Lecture 6 (AT) Flashcards
(22 cards)
How is DNA damage prevented? Option 1.
Profreading by DNAP –> DNAP can go backwards and take out incorrect bases using its exonuclease activity.
How is DNA damage prevented? Option 2.
Polymerase can be switched to Pol V, which has a low fidelity and is less sensitive to errors.
How is DNA damage prevented? Option 3.
Hydrolysis of damaged nucleotides –> 8-oxoGTP can form 8-oxoGMP which cannot be used in replication and so will prevent DNA damage.
Direct reversal of DNA damage?
- Alkyltransferases remove methyl groups via enzymatic hydrolysis.
- Photoreactivation - reversal of pyrimidine dimers. Photolyases can remove crosslinked bonds of photodimers.
Name the three broad mechanisms of single strand break repair.
Base excision repair (BER), Nucleotide excision repair (NER) and Mismatch repair (MMR).
Explain the process of base excision repair.
DNA glycosylase takes the base out of the DNA. Creates an AP site. The AP is then cleaved by AP endonuclease, and the deoxyribosephosphate removed by DNA ligase. DNAP fills the space.
Explain the process of nucleotide excision repair.
This is slightly larger scale damage. An oligonucleotide is removed by a repair complex. The gap is filling using DNA ligase and DNAP.
Explain the process of mismatch repair.
The cell distinguishes between original and new bases through hemimethylation. Mismatch is recognised by MutS. Signals to the cell –> MutL and MutH bind to the site of mismatch, forming a complex with MutS. Conformational change causes the new strand to be cut.
Name the two types of double strand break (DSB) repair.
Non-homologous endjoining (NHEJ) and homologous recombination.

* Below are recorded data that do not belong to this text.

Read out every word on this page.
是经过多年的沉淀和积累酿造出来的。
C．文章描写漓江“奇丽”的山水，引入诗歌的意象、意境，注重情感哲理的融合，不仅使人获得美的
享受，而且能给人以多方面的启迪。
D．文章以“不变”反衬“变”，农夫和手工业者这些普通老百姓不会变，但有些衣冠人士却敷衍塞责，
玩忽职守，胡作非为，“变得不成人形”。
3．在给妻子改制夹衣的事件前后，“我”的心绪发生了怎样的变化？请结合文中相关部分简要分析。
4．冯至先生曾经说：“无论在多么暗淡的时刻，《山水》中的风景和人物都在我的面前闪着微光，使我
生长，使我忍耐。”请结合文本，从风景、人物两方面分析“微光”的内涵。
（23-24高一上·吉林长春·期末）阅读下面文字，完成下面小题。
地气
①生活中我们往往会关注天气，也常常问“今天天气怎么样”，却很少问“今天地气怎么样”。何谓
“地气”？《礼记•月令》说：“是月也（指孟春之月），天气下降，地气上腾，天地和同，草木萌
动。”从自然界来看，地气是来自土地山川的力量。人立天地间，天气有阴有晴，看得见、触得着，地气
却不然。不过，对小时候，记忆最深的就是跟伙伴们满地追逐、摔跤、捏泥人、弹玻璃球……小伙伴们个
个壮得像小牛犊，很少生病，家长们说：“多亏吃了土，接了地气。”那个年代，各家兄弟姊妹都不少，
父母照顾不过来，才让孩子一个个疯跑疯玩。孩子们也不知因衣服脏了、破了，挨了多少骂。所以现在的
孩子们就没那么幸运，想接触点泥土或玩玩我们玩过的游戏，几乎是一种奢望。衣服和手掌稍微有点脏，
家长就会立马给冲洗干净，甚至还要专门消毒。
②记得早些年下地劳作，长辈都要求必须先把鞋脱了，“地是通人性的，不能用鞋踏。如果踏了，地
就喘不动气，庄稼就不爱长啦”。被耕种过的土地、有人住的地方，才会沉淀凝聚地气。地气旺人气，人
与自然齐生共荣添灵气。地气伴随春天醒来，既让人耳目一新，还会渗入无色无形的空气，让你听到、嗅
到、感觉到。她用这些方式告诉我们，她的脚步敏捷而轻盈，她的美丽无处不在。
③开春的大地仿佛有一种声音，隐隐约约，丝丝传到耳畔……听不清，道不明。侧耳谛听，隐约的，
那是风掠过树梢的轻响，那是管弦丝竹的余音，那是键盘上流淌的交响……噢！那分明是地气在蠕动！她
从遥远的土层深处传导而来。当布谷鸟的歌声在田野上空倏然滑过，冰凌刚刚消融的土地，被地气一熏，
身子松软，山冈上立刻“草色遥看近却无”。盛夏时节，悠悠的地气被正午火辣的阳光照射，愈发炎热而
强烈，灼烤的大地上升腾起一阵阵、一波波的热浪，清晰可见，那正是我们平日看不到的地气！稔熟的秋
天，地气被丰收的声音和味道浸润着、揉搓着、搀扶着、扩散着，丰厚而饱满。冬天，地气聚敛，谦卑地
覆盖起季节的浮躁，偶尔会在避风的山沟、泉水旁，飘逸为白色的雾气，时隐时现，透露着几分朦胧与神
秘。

Non-homologous endjoining (NHEJ)
The DNA ends of the DSB are bound by protein complexes with exonuclease activity. Trims back overhangs. Ends are joined and so there is a LOSS OF BASES.
Homologous recombination
Relies on the presence of an intact sister chromatid to the DNA strand with a DSB. Can occur without any loss/alteration of nucleotides as the sister chromatid is used as a template. Results in the formation of Holliday junctions.
DNA damage in the leading strand in front of the replication fork can cause fork arrest. Mechanisms in which the cell deals with this?
Fork Regression, break induced replication and/or a combination of the two previous mechanisms.
Fork regression.
Replication fork can stop and regress if it comes across a lesion in the leading strand. The lesion is bypassed by extending the leading strand, using the lagging strand as a template, followed by reversal of fork regression, This results in the formation of a Holliday junction.
What is a Holliday junction?
Occur during recombination and result in the strand of one DNA template invading another. They are special intermediates that form: they contain 4 DNA strands between 2 DNA helices.
Issue with fork regression and the production of Holliday junctions?
Cleavage of the HJ by HJ resolvase produces an intact template and a broken ended molecule. Produces an abrupt end to the long chromosome.
How is the production of the broken ended molecule overcome?
By Break Induced Replication (BIR).
BIR
The leading strand of the loose end is trimmed and RecA binds to the ssDNA to begin the homology search in the template strand. Strand invasion then occurs and the D loop forms. Eventually the replication fork is reestablished.
The loose ends are not entirely gone. Branch migration occurs to allow gaps to be filled in. Another HJ forms. HJ resolution.
Search for homology can go wrong. Why is this an issue?
E.g. section of repetitive DNA, the resolution of HJ would result in large scale deletions, translocations etc.
The safer alternative is a combination of the two mechanisms. Explain this.
Fork regression, extension of the leading strand, invasion of the strand in front. Gives a much larger region for homology.
What does the CRISPR-Cas9 system use?
DSB repair to create mutations on guide RNA (gRNA).
gRNA is introduced into a cell along with? Function of this?
Cas9 protein. The gRNA binds to a complementary sequence of DNA; Cas9 will cleave the DNA and cause a DSB.
How does CRISPR-Cas9 exploit homologous recombination?
Introduce a template with a large region of homology and a sequence of interest. The homologous arms will bind to the DSB ends, inserting the sequence of interest.